Jeszcze raz Boscobel
Ewelinko, u nas od dwóch leje niemiłosiernie. Nawet nasze psy nie chcą wychodzić w taką pogodę Wolałam jak był lekki mróz i śnieg, bo w grudniu to już nie wypada, żeby listopadowa aura rządziła. Nastrój poprawiam sobie przeglądając forumowe ogrody i strony szkółek z różami
Aniu Ann_85, to najlepsze wyjście z sytuacji, bo inaczej ciągle byś się zastanawiała czy dobrze zrobiłaś. A tak sama sobie wyrobisz zdanie na ich temat.
Ghita jest śliczna, tylko moja w tym roku strasznie chorowała na czarną plamistość. Już w połowie sezonu stała bezwstydnie bez sukienki i świeciła tą golizną aż przykro było patrzeć Choroba bardzo ją osłabiła i kolejne kwitnienie było słabiutkie i to tylko na samej górze, bo tam zostało trochę liści. Mam nadzieję, że to wina kiepskiego sezonu, a nie tendencji tej róży do czarnej plamistości.
Jestem tak zainfekowana 'różyczką', że u mnie nie ma różnicy. Róże najchętniej sadziłabym przez cały rok Zarówno jesienią jak i wiosną nie potrafię się powstrzymać i zawsze coś sadzę. Nawet w środku sezonu kupuję róże w donicach.
Wygrzebałam dla Ciebie fotki Rosengrafin Marie Henriette i Herzogin Christiana
Basiu, zawsze chętnie służę pomocą Cena Herzogin faktycznie odstrasza, ale tak już jest z nowościami, że są nieco droższe.

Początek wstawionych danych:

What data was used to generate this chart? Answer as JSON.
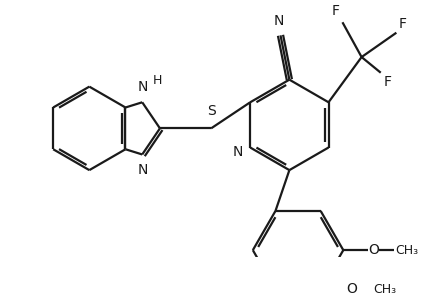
{
  "bg_color": "#ffffff",
  "line_color": "#1a1a1a",
  "line_width": 1.6,
  "font_size": 10,
  "figsize": [
    4.4,
    2.94
  ],
  "dpi": 100,
  "xlim": [
    0,
    440
  ],
  "ylim": [
    0,
    294
  ]
}
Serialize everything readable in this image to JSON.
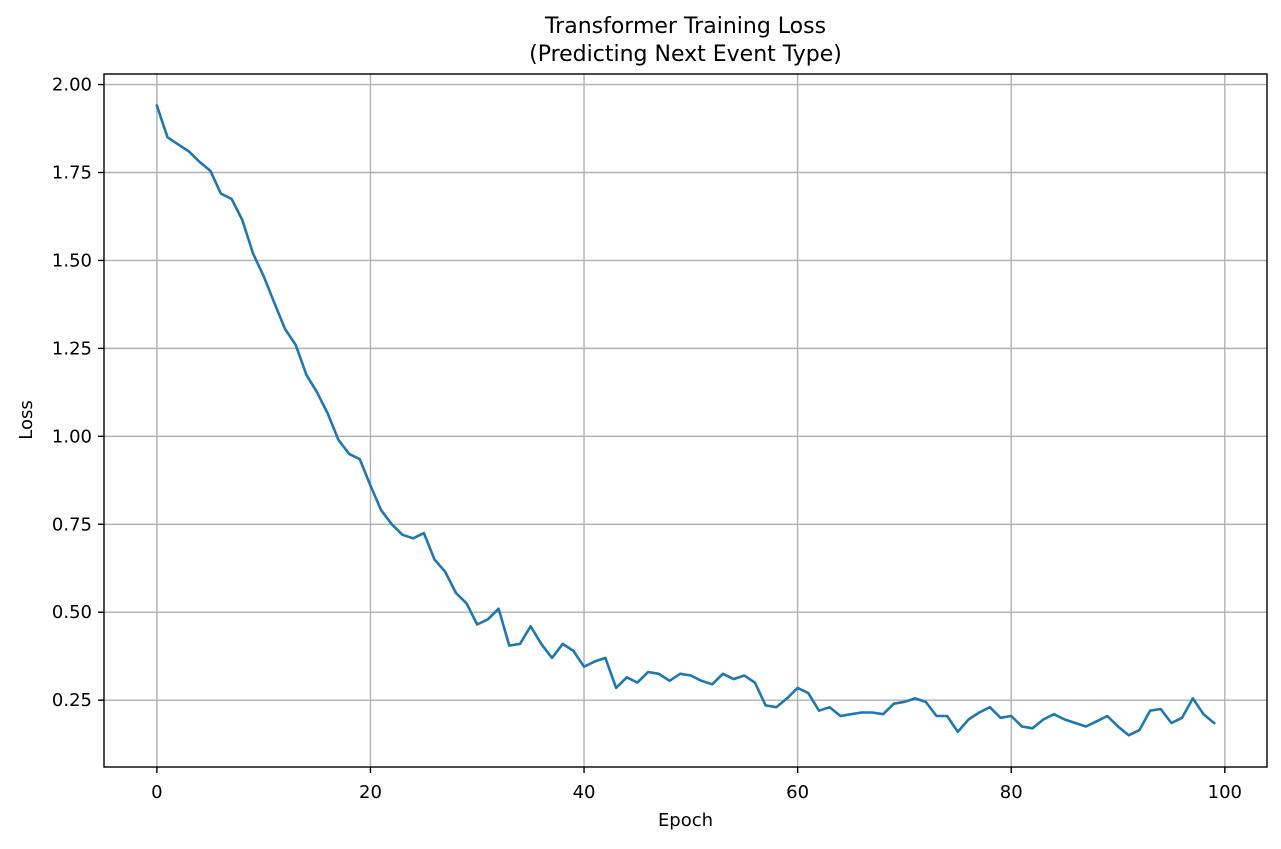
{
  "chart_data": {
    "type": "line",
    "title_lines": [
      "Transformer Training Loss",
      "(Predicting Next Event Type)"
    ],
    "xlabel": "Epoch",
    "ylabel": "Loss",
    "xlim": [
      -4.95,
      103.95
    ],
    "ylim": [
      0.06,
      2.03
    ],
    "xticks": [
      0,
      20,
      40,
      60,
      80,
      100
    ],
    "xtick_labels": [
      "0",
      "20",
      "40",
      "60",
      "80",
      "100"
    ],
    "yticks": [
      0.25,
      0.5,
      0.75,
      1.0,
      1.25,
      1.5,
      1.75,
      2.0
    ],
    "ytick_labels": [
      "0.25",
      "0.50",
      "0.75",
      "1.00",
      "1.25",
      "1.50",
      "1.75",
      "2.00"
    ],
    "grid": true,
    "line_color": "#1f77b4",
    "series": [
      {
        "x": [
          0,
          1,
          2,
          3,
          4,
          5,
          6,
          7,
          8,
          9,
          10,
          11,
          12,
          13,
          14,
          15,
          16,
          17,
          18,
          19,
          20,
          21,
          22,
          23,
          24,
          25,
          26,
          27,
          28,
          29,
          30,
          31,
          32,
          33,
          34,
          35,
          36,
          37,
          38,
          39,
          40,
          41,
          42,
          43,
          44,
          45,
          46,
          47,
          48,
          49,
          50,
          51,
          52,
          53,
          54,
          55,
          56,
          57,
          58,
          59,
          60,
          61,
          62,
          63,
          64,
          65,
          66,
          67,
          68,
          69,
          70,
          71,
          72,
          73,
          74,
          75,
          76,
          77,
          78,
          79,
          80,
          81,
          82,
          83,
          84,
          85,
          86,
          87,
          88,
          89,
          90,
          91,
          92,
          93,
          94,
          95,
          96,
          97,
          98,
          99
        ],
        "values": [
          1.94,
          1.85,
          1.83,
          1.81,
          1.78,
          1.755,
          1.69,
          1.675,
          1.615,
          1.52,
          1.455,
          1.38,
          1.305,
          1.26,
          1.175,
          1.125,
          1.065,
          0.99,
          0.95,
          0.935,
          0.86,
          0.79,
          0.75,
          0.72,
          0.71,
          0.725,
          0.65,
          0.615,
          0.555,
          0.525,
          0.465,
          0.48,
          0.51,
          0.405,
          0.41,
          0.46,
          0.41,
          0.37,
          0.41,
          0.39,
          0.345,
          0.36,
          0.37,
          0.285,
          0.315,
          0.3,
          0.33,
          0.325,
          0.305,
          0.325,
          0.32,
          0.305,
          0.295,
          0.325,
          0.31,
          0.32,
          0.3,
          0.235,
          0.23,
          0.255,
          0.285,
          0.27,
          0.22,
          0.23,
          0.205,
          0.21,
          0.215,
          0.215,
          0.21,
          0.24,
          0.245,
          0.255,
          0.245,
          0.205,
          0.205,
          0.16,
          0.195,
          0.215,
          0.23,
          0.2,
          0.205,
          0.175,
          0.17,
          0.195,
          0.21,
          0.195,
          0.185,
          0.175,
          0.19,
          0.205,
          0.175,
          0.15,
          0.165,
          0.22,
          0.225,
          0.185,
          0.2,
          0.255,
          0.21,
          0.185
        ]
      }
    ]
  }
}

Justynko, dziękuję i zapraszam jak najczęściej
Marlenko, kupuj Boscobel i nie zastanawiaj się - jest tego warta!
Z dwojga złego wolę już ten ciężki śnieg niż to co od dwóch dni mamy za oknem Róże i tak będą cięte wiosną, więc najwyżej przytnę trochę niżej.
Kurfurstin Sophie
Teresko, cieszy mnie, że na forum jest tak dużo fanek róż Austina, dzięki temu nasze kolekcje z roku na rok się powiększają One są warte posiadania bez dwóch zdań. Szkoda, że ogrody nie chcą się rozciągnąć w nieskończoność...
A czerwone róże to dla mnie klasyka i nie wyobrażam sobie prawdziwego rosarium bez przedstawicielek tego koloru.
Asiu, tak zastanawiam się na fioletową różą Ten kolor wśród róż jest raczej rzadkością i najbardziej bliska fioletowej barwy jest Rhapsody in Blue. Tylko, że ona cały dzień w pełnym słońcu raczej nie da rady. Kwiaty nabiorą sino trupiej barwy i zrobią się paskudne. Nie są dość trwałe żeby znieść takie warunki. Reszta do fioletu jest raczej zbliżona. Bliżej im do purpury z lekką domieszką fioletu, ale i one niezbyt dobrze znoszą pełne nasłonecznienie przez cały dzień. Gdybyś taką różę posadziła przy jakiejś większej, która da trochę cienia, to może Minerva, Parfum Flower Circus, Lavender Flower Circus by się nadawały? Jeszcze przychodzi mi do głowy Eyes for You. Nie jest może dokładnie fioletowa, ma za to śliczne oczka. U mnie rośnie w nóżkach Rhapsody i tworzą naprawdę urocze zestawienie.
Eyes for You
Anida, witam Cię serdecznie i dziękuję za miłe słowa.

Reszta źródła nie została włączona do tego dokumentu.